Nasdaq Composite fell for a fifth straight session, losing about 4% on the week as investors rotated out of technology stocks. The S&P 500 closed unchanged.
Alpha Score of 31 reflects weak overall profile with poor momentum, poor value, moderate quality. Based on 3 of 4 signals – score is capped at 90 until remaining data ingests.
The Nasdaq Composite fell for a fifth straight session on Friday, losing about 4% for the week as traders rotated out of technology shares, several market participants said. The index dropped 1.2% on the day, extending its longest losing streak in months.
The S&P 500 closed unchanged on Friday, with gains in energy and financials offsetting the tech selloff. The rotation accelerated through the week, with investors shifting from megacap growth names into cyclicals, traders said. The move reflects a repositioning ahead of the second-quarter earnings season, where expectations for high-growth stocks have tempered.
The five-day slide erased gains from the prior two weeks, bringing the Nasdaq back to levels last seen in early May. The dispersion between the Nasdaq and the flat S&P 500 underscores the narrowness of the rally, traders noted. Technology and communication services led the weekly losses, while energy and materials posted gains.

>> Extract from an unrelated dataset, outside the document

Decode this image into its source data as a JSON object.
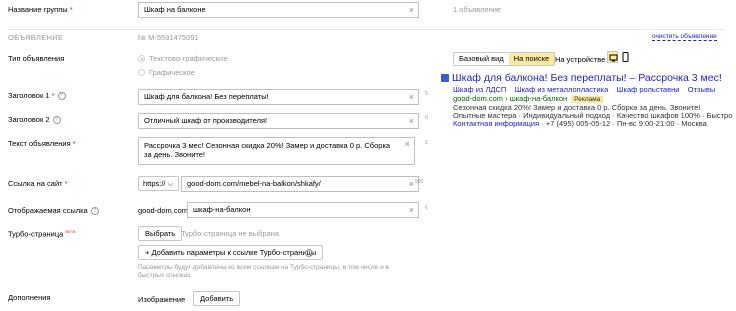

For broader context on sector rotation and market dynamics, see AlphaScala's market analysis. The next test for the index comes with the Federal Reserve's interest-rate decision later this month. Any shift in the rate outlook could reinforce or reverse the rotation, traders said.
Prepared with AlphaScala research tooling and grounded in primary market data: live prices, fundamentals, SEC filings, hedge-fund holdings, and insider activity. Each story is checked against AlphaScala publishing rules before release. Educational coverage, not personalized advice.